Met betrekking tot de toepassing van artikel 7 van de Verordening c.q. de daarmee overeenkomende voormelde bepalingen heb ik geen toelichting kunnen vinden in de voorbereidende stukken van de institutionele instellingen van de EU, voorzover ze overigens al aanwezig zijn. Ook heb ik geen jurisprudentie van het Hof van Justitie van de Europese Gemeenschappen (hierna: HvJ EG) kunnen ontdekken die specifiek ziet op artikel 7 van de Verordening of op daarmee overeenkomende gemeenschapsrechtelijke bepalingen. Tenslotte heeft ook het bestuderen van artikel 7 van de Verordening in de overige authentiek talen binnen de EU mij niet verder geholpen.

5. Jurisprudentie van de Hoge Raad

5.1. In HR 9 september 1998, nr. 33563, BNB 1998/356; VN 1998/48.23 heeft de Hoge Raad een uitleg gegeven aan het begrip 'overdracht' in de zin van artikel 7 van de Verordening. Aan belanghebbende was begin 1994 een vrijstellingsvergunning verleend ter zake van een als verhuisgoed uit België ingevoerde personenauto; de auto werd voorzien van een Nederlands kenteken.
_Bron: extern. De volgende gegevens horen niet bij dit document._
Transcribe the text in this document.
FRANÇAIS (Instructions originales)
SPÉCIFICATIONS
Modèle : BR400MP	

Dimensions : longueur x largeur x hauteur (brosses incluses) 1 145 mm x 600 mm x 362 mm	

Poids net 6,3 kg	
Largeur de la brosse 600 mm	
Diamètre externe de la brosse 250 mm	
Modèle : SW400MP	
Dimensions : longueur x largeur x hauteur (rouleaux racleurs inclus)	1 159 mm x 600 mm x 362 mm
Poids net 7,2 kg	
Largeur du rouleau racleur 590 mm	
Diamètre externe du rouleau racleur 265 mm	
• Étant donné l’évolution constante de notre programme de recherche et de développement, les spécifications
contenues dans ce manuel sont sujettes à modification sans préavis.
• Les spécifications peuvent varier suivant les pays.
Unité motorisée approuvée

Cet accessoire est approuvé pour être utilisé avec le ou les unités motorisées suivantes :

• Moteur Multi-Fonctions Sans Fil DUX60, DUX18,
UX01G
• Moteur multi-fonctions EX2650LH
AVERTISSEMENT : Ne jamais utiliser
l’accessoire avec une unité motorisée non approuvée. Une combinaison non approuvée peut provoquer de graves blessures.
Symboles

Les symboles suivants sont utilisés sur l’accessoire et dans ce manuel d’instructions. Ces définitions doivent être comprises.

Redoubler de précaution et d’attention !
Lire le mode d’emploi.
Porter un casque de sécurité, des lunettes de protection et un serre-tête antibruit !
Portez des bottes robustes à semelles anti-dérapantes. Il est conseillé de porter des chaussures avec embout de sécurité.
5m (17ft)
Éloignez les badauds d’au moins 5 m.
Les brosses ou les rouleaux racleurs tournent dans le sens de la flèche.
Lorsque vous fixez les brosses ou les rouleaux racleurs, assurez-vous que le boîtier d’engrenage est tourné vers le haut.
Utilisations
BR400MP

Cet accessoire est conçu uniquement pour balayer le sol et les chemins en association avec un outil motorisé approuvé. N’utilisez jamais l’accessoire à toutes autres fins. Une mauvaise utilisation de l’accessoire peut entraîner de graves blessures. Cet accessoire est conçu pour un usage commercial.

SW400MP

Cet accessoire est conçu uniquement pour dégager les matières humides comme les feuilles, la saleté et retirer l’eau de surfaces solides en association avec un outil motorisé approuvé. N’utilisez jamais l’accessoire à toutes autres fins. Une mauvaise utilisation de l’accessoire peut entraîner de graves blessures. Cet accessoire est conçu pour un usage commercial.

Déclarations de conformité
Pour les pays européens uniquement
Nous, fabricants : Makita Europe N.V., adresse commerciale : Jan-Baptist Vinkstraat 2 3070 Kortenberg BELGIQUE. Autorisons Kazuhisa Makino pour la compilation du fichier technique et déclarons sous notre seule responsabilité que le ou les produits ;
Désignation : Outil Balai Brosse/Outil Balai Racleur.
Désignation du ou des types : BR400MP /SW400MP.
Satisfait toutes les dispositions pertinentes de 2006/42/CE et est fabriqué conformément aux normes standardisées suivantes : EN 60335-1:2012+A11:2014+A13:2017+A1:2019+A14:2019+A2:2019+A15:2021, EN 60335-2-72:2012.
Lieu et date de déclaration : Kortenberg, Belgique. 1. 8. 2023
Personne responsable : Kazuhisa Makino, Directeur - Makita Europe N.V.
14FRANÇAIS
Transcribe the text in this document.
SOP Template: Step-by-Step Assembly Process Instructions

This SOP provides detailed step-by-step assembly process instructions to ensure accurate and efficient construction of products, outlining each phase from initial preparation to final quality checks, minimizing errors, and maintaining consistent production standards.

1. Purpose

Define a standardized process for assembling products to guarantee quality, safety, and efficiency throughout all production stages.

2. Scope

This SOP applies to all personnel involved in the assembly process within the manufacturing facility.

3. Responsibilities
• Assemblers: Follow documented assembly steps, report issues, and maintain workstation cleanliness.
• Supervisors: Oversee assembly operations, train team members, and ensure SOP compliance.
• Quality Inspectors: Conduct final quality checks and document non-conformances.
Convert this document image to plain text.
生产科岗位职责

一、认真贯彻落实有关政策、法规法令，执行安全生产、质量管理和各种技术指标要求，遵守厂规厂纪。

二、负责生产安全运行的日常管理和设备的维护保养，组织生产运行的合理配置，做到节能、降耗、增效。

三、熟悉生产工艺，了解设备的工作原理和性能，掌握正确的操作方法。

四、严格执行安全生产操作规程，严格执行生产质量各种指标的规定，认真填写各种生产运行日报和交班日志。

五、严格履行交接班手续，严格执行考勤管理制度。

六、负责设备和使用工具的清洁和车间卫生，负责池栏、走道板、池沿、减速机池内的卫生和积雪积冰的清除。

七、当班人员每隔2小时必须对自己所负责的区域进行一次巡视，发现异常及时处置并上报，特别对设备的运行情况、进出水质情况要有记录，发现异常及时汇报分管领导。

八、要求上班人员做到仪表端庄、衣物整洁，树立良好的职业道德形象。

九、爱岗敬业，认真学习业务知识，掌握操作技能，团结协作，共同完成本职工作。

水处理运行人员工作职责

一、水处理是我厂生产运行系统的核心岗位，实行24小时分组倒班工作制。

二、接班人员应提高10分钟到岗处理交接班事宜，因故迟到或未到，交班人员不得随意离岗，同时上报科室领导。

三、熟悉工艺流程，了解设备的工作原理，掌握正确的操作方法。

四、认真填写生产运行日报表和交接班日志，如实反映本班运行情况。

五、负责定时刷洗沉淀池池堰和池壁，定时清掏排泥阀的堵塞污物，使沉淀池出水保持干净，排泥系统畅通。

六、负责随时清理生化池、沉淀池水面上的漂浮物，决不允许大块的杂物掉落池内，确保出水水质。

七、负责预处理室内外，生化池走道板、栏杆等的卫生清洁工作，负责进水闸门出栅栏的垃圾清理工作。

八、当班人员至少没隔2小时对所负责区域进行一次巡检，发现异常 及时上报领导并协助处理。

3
Eind 1994 is de auto ontvreemd. Vervolgens heeft belanghebbende, eind 1994, met de verzekeringsmaatschappij een overeenkomst tot eigendomsoverdracht gesloten, waarbij belanghebbende heeft verklaard met de verzekeraar te zijn overeengekomen dat hij, bij de finale kwijting, aan de verzekeraar de feitelijke macht afstaat die nog over de auto kan worden uitgeoefend. Op 2 maart 1995 heeft de verzekeraar aan belanghebbende de schade (zijnde de dagwaarde inclusief de BPM) uitgekeerd. De auto is niet teruggevonden. De Hoge Raad casseerde de beslissing van het gerechtshof Leeuwarden dat belanghebbende op eind 1994, derhalve vóór het verstrijken van de termijn van 12 maanden, de auto heeft overgedragen in de zin van artikel 7 van de Verordening. Daartoe overwoog de Hoge Raad:

3.3. (...)

Vast staat immers dat de auto is gestolen, dat de eigendom ervan door belanghebbende is overgedragen aan de verzekeraar, doch dat de verzekeraar niet de feitelijke beschikkingsmacht heeft verkregen, aangezien de auto niet is teruggevonden.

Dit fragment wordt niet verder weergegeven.